Each boat we are asked to recover always present different challenges. The biggest challenge this time was how we were going to get the boat which was either sat on a stone beach at low tide or at high tide floating against the sea wall with no place we could safely get down to her.
In our office in Portsmouth we used Google maps to formulate our plan. There was access to the small section of beach via a side road which had a slipway at the end. The plan was to drive down early to Plymouth, with a boat trailer, blow up dinghy, oars, rope and tools. We even had a full immersion suit just in case it needed one of the team to take a dip. Then at high tide row out to the boat, tie her to our rope and then gently pull her across to the slipway before winching her onto the trailer. All very straightforward…
However, when the team got down there after a three-hour drive the boat was nowhere to be seen. After some calls to the former owner he was adamant that the boat should be where everyone expected it to be, but with the tide up there was no sign.
The team went to have a look from the closest point to the seawall where the boat was supposed to be waiting and sure enough there she was, about 4ft under water. After the initial sigh of relief that we did have a boat to collect and that the journey wasn’t wasted our thoughts turned to how we would recover the wreck.

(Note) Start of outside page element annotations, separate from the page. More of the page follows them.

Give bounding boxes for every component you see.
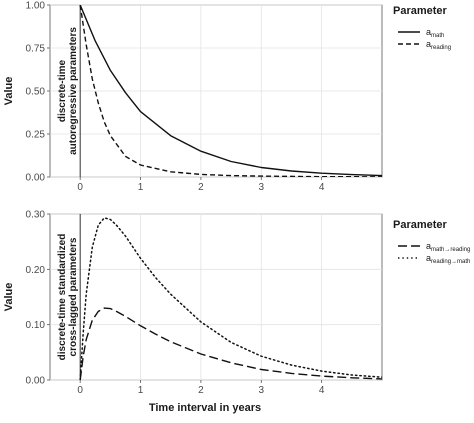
annotation-line: autoregressive parameters (68, 27, 79, 155)
annotation-line: cross-lagged parameters (68, 237, 79, 356)
x-tick-label: 3 (258, 182, 264, 193)
panel-1: 0 1 2 3 4 0.00 0.25 0.50 0.75 1.00 Value discrete-t… (3, 1, 451, 194)
legend-label-base: a (426, 27, 431, 37)
y-tick-label: 0.10 (26, 320, 46, 331)
panel-annotation: discrete-time standardizedcross-lagged p… (57, 234, 79, 361)
legend-label-base: a (426, 241, 431, 251)
y-axis-label: Value (3, 77, 15, 106)
x-tick-label: 1 (138, 182, 144, 193)
y-tick-label: 0.75 (26, 44, 46, 55)
legend-title: Parameter (393, 5, 448, 17)
x-tick-label: 1 (138, 385, 144, 396)
x-axis-label: Time interval in years (149, 402, 261, 414)
x-tick-label: 0 (77, 385, 83, 396)
legend-label-base: a (426, 253, 431, 263)
annotation-line: discrete-time standardized (57, 234, 68, 361)
x-tick-label: 3 (258, 385, 264, 396)
legend-label-subscript: reading→math (431, 259, 470, 265)
x-tick-label: 2 (198, 182, 204, 193)
legend-label: areading (426, 39, 451, 51)
y-tick-label: 0.50 (26, 87, 46, 98)
legend-title: Parameter (393, 219, 448, 231)
y-tick-label: 0.00 (26, 376, 46, 387)
x-tick-label: 4 (319, 385, 325, 396)
legend-label-subscript: math→reading (431, 247, 470, 253)
legend-label: amath (426, 27, 444, 39)
series-line-math→reading (79, 307, 382, 380)
x-tick-label: 2 (198, 385, 204, 396)
y-axis-label: Value (3, 283, 15, 312)
panel-2: 0 1 2 3 4 0.00 0.10 0.20 0.30 Value discrete-time … (3, 210, 470, 397)
plot-area (49, 213, 383, 381)
y-tick-label: 0.20 (26, 265, 46, 276)
legend-label-subscript: math (431, 33, 444, 39)
legend-label-base: a (426, 39, 431, 49)
panel-annotation: discrete-timeautoregressive parameters (57, 27, 79, 155)
series-line-math (79, 5, 382, 177)
y-tick-label: 0.00 (26, 173, 46, 184)
x-tick-label: 0 (77, 182, 83, 193)
legend-label: amath→reading (426, 241, 470, 253)
y-tick-label: 1.00 (26, 1, 46, 12)
series-line-reading (79, 5, 382, 177)
legend-label: areading→math (426, 253, 470, 265)
legend-label-subscript: reading (431, 45, 451, 51)
y-tick-label: 0.30 (26, 210, 46, 221)
annotation-line: discrete-time (57, 59, 68, 122)
series-line-reading→math (79, 217, 382, 380)
x-tick-label: 4 (319, 182, 325, 193)
y-tick-label: 0.25 (26, 130, 46, 141)
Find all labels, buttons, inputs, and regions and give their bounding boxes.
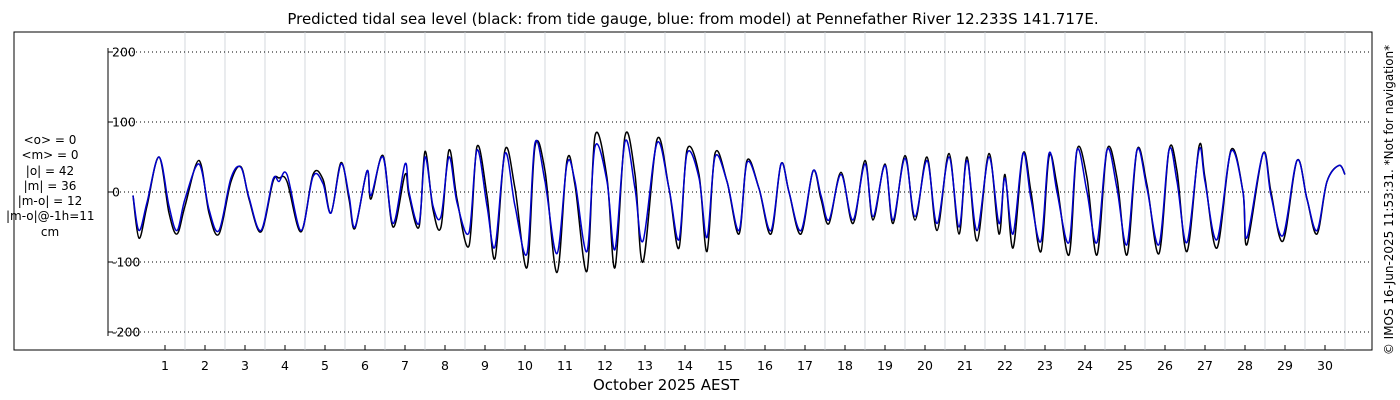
x-tick-label: 20 — [917, 358, 933, 373]
x-tick-label: 21 — [957, 358, 973, 373]
y-tick-label: 100 — [112, 115, 136, 130]
y-tick-label: -200 — [112, 325, 140, 340]
x-tick-label: 6 — [361, 358, 369, 373]
x-tick-label: 22 — [997, 358, 1013, 373]
stat-model-mean: <m> = 0 — [21, 148, 79, 163]
x-tick-label: 23 — [1037, 358, 1053, 373]
x-tick-label: 19 — [877, 358, 893, 373]
y-tick-label: -100 — [112, 255, 140, 270]
stat-diff-abs: |m-o| = 12 — [17, 194, 83, 209]
x-tick-label: 5 — [321, 358, 329, 373]
stat-model-abs: |m| = 36 — [23, 178, 77, 193]
series-line-tide-gauge — [132, 131, 1346, 274]
x-tick-label: 11 — [557, 358, 573, 373]
stat-obs-mean: <o> = 0 — [23, 133, 77, 147]
x-tick-label: 28 — [1237, 358, 1253, 373]
x-tick-label: 10 — [517, 358, 533, 373]
series — [132, 131, 1346, 274]
x-tick-label: 8 — [441, 358, 449, 373]
x-tick-label: 12 — [597, 358, 613, 373]
stat-unit: cm — [40, 224, 60, 239]
series-line-model — [132, 139, 1346, 257]
x-tick-label: 16 — [757, 358, 773, 373]
x-tick-label: 9 — [481, 358, 489, 373]
credit-text: © IMOS 16-Jun-2025 11:53:31. *Not for na… — [1382, 44, 1396, 356]
x-tick-label: 7 — [401, 358, 409, 373]
stats-panel: <o> = 0 <m> = 0 |o| = 42 |m| = 36 |m-o| … — [6, 133, 95, 240]
x-tick-label: 4 — [281, 358, 289, 373]
x-tick-label: 13 — [637, 358, 653, 373]
x-tick-label: 24 — [1077, 358, 1093, 373]
x-tick-label: 30 — [1317, 358, 1333, 373]
x-tick-label: 14 — [677, 358, 693, 373]
y-tick-label: 200 — [112, 45, 136, 60]
x-tick-label: 29 — [1277, 358, 1293, 373]
x-tick-label: 15 — [717, 358, 733, 373]
x-tick-label: 2 — [201, 358, 209, 373]
y-tick-label: 0 — [112, 185, 120, 200]
plot-frame — [13, 31, 1373, 351]
x-tick-label: 27 — [1197, 358, 1213, 373]
x-axis-label: October 2025 AEST — [593, 376, 740, 394]
x-tick-label: 17 — [797, 358, 813, 373]
stat-obs-abs: |o| = 42 — [25, 163, 75, 178]
x-tick-label: 3 — [241, 358, 249, 373]
x-tick-label: 18 — [837, 358, 853, 373]
grid — [108, 32, 1372, 350]
x-tick-label: 25 — [1117, 358, 1133, 373]
chart-title: Predicted tidal sea level (black: from t… — [287, 10, 1099, 28]
x-tick-label: 26 — [1157, 358, 1173, 373]
x-tick-label: 1 — [161, 358, 169, 373]
stat-diff-lag: |m-o|@-1h=11 — [6, 209, 95, 224]
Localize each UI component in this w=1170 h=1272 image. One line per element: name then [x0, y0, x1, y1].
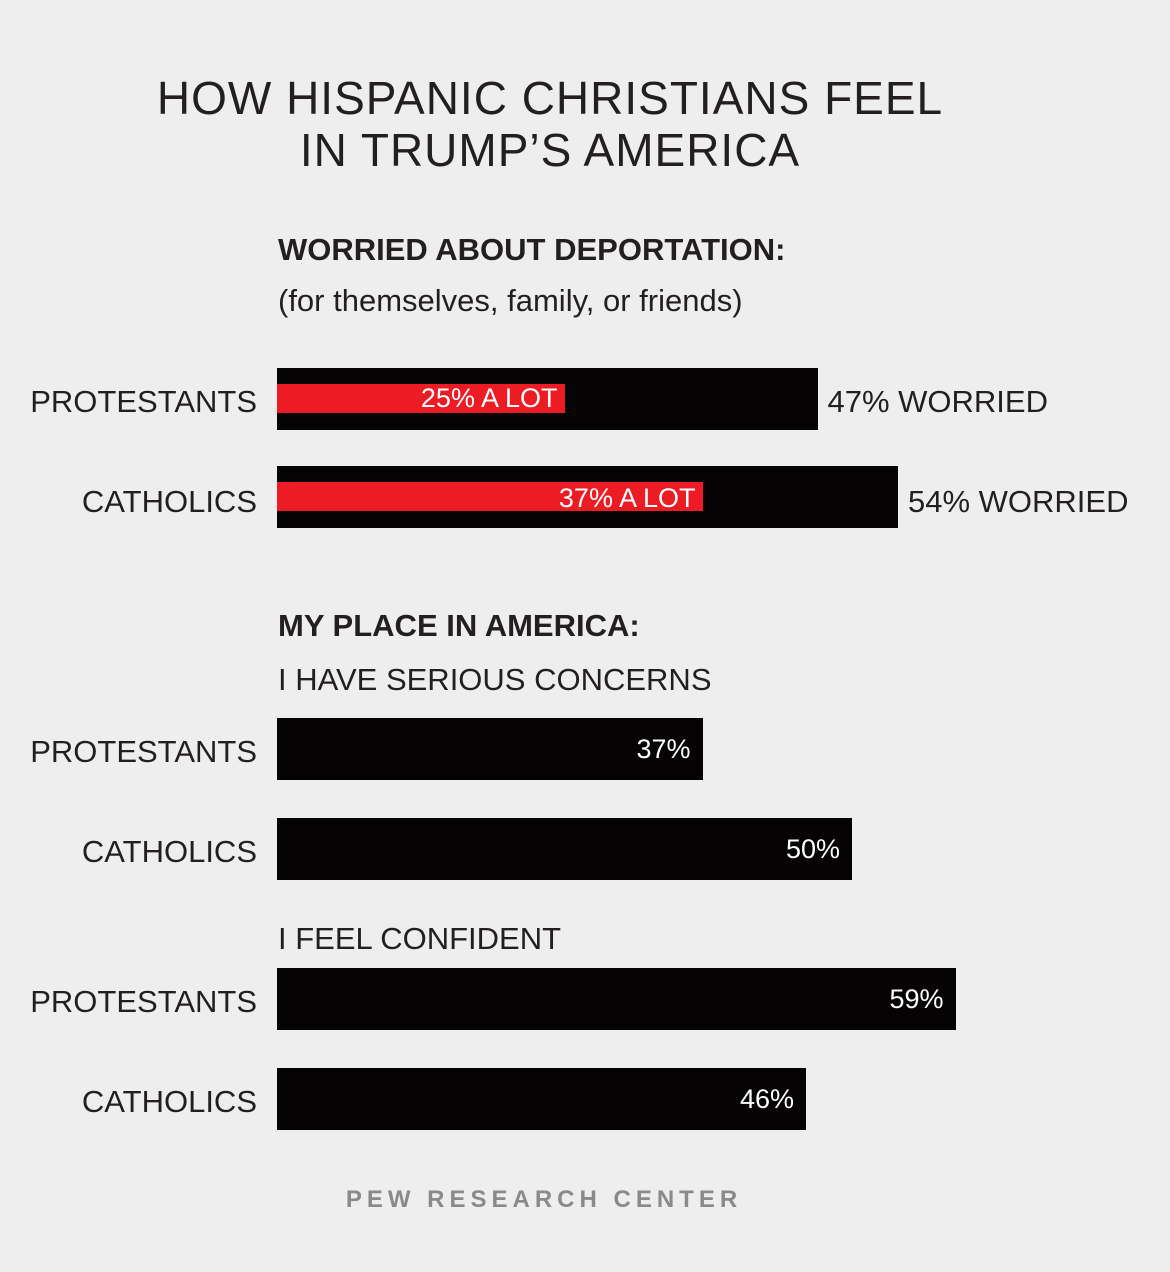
bar-a-lot-catholics — [277, 482, 703, 511]
category-label: CATHOLICS — [81, 1084, 257, 1119]
data-label-a-lot: 37% A LOT — [558, 483, 696, 513]
data-label: 59% — [889, 984, 944, 1014]
bar-confident-protestants — [277, 968, 956, 1030]
data-label: 46% — [739, 1084, 794, 1114]
subsection-concerns: I HAVE SERIOUS CONCERNS — [278, 662, 712, 697]
category-label: CATHOLICS — [81, 484, 257, 519]
data-label-worried: 47% WORRIED — [827, 384, 1048, 419]
data-label: 50% — [785, 834, 840, 864]
section-title-place: MY PLACE IN AMERICA: — [278, 608, 640, 643]
section-subtitle-deportation: (for themselves, family, or friends) — [278, 283, 743, 318]
source-credit: PEW RESEARCH CENTER — [345, 1186, 743, 1213]
bar-a-lot-protestants — [277, 384, 565, 413]
data-label-worried: 54% WORRIED — [908, 484, 1129, 519]
section-title-deportation: WORRIED ABOUT DEPORTATION: — [278, 232, 786, 267]
bar-confident-catholics — [277, 1068, 806, 1130]
bar-concerns-catholics — [277, 818, 852, 880]
category-label: PROTESTANTS — [30, 984, 257, 1019]
title-line-2: IN TRUMP’S AMERICA — [299, 124, 801, 176]
category-label: PROTESTANTS — [30, 384, 257, 419]
chart-title: HOW HISPANIC CHRISTIANS FEEL IN TRUMP’S … — [0, 72, 1100, 176]
category-label: PROTESTANTS — [30, 734, 257, 769]
category-label: CATHOLICS — [81, 834, 257, 869]
subsection-confident: I FEEL CONFIDENT — [278, 921, 562, 956]
title-line-1: HOW HISPANIC CHRISTIANS FEEL — [156, 72, 944, 124]
data-label: 37% — [636, 734, 691, 764]
data-label-a-lot: 25% A LOT — [420, 383, 558, 413]
bar-concerns-protestants — [277, 718, 703, 780]
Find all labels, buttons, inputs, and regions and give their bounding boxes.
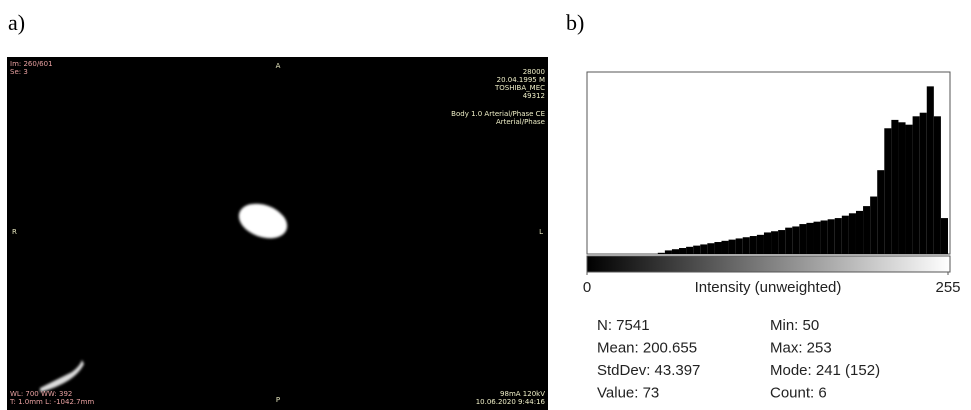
overlay-text: Arterial/Phase [496,118,545,126]
histogram-bar [671,249,680,254]
histogram-bar [834,218,842,254]
histogram-bar [877,170,885,254]
x-tick-label: 255 [935,279,960,296]
histogram-bar [693,245,701,254]
stat-text: Mode: 241 (152) [770,362,880,379]
stat-text: N: 7541 [597,317,650,334]
stat-text: Min: 50 [770,317,819,334]
histogram-bar [721,240,729,254]
histogram-bar [933,116,941,254]
histogram-bar [742,237,750,254]
histogram-bar [756,234,764,254]
overlay-text: P [276,396,280,404]
histogram-bar [771,231,779,254]
histogram-bar [855,210,864,254]
histogram-bar [785,227,793,254]
panel-label: a) [8,10,25,35]
histogram-bar [841,215,849,254]
overlay-text: Se: 3 [10,68,28,76]
stat-text: Count: 6 [770,385,827,402]
stat-text: Max: 253 [770,340,832,357]
bright-region [40,360,84,392]
histogram-bar [891,119,899,254]
overlay-text: T: 1.0mm L: -1042.7mm [9,398,94,406]
histogram-bar [799,224,807,254]
histogram-bar [884,128,892,254]
panel-label: b) [566,10,584,35]
histogram-bar [714,242,722,254]
bright-region [238,203,288,239]
overlay-text: A [276,62,281,70]
histogram-bar [905,124,913,255]
histogram-bar [863,206,871,254]
x-axis-label: Intensity (unweighted) [695,279,842,296]
histogram-bar [735,238,743,254]
histogram-bar [707,243,715,254]
overlay-text: 98mA 120kV [500,390,545,398]
histogram-bar [926,86,934,254]
histogram-bar [912,116,920,254]
stat-text: Mean: 200.655 [597,340,697,357]
histogram-bar [679,248,687,254]
overlay-text: TOSHIBA_MEC [494,84,545,92]
ct-image [7,57,548,410]
histogram-bar [940,218,948,254]
intensity-ramp [586,255,951,273]
histogram-bar [898,122,906,254]
histogram: Intensity (unweighted) [586,71,951,296]
overlay-text: Body 1.0 Arterial/Phase CE [451,110,545,118]
overlay-text: L [539,228,543,236]
overlay-text: WL: 700 WW: 392 [10,390,72,398]
overlay-text: 28000 [523,68,545,76]
histogram-bar [806,222,814,254]
histogram-bar [749,236,757,254]
histogram-bar [813,221,821,254]
histogram-bar [686,246,694,254]
histogram-bar [870,196,878,254]
histogram-bar [827,219,835,254]
histogram-bar [763,232,772,254]
overlay-text: R [12,228,17,236]
histogram-bar [700,244,708,254]
overlay-text: Im: 260/601 [10,60,53,68]
overlay-text: 10.06.2020 9:44:16 [476,398,546,406]
stat-text: StdDev: 43.397 [597,362,700,379]
histogram-bar [848,213,856,254]
x-tick-label: 0 [583,279,591,296]
histogram-bar [820,220,828,254]
overlay-text: 20.04.1995 M [497,76,545,84]
histogram-bar [919,112,927,254]
histogram-bar [664,250,672,254]
histogram-bar [728,239,736,254]
histogram-bar [657,252,665,254]
overlay-text: 49312 [523,92,545,100]
histogram-bar [792,226,800,254]
stat-text: Value: 73 [597,385,659,402]
histogram-bar [778,230,786,254]
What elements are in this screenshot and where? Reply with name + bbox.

Our plan didn’t change too much but it was now going to be more challenging to get the rope attached to the front of the boat. With two former Royal Navy sailors in our team it wasn’t long before a lasso technique was used to grab hold of the boat and we were away.
We had to also cut away the mooring lines that were also submerged using a saw attached to a boat hook. Once the team had managed to pull the boat close to the slipway/trailer we attached the winch and pulled the boat clear of the beach. We were worried that we’d then have the job of bailing the boat out which was completely full. But to our delight as the boat came above the water line it was clear she was self-bailing after the damage she had taken from the week rubbing up and down a sea wall.
With the boat on the trailer and emptied of any seawater, lunch was in order before the long drive home to Portsmouth where the boat was crushed up and disposed of on arrival.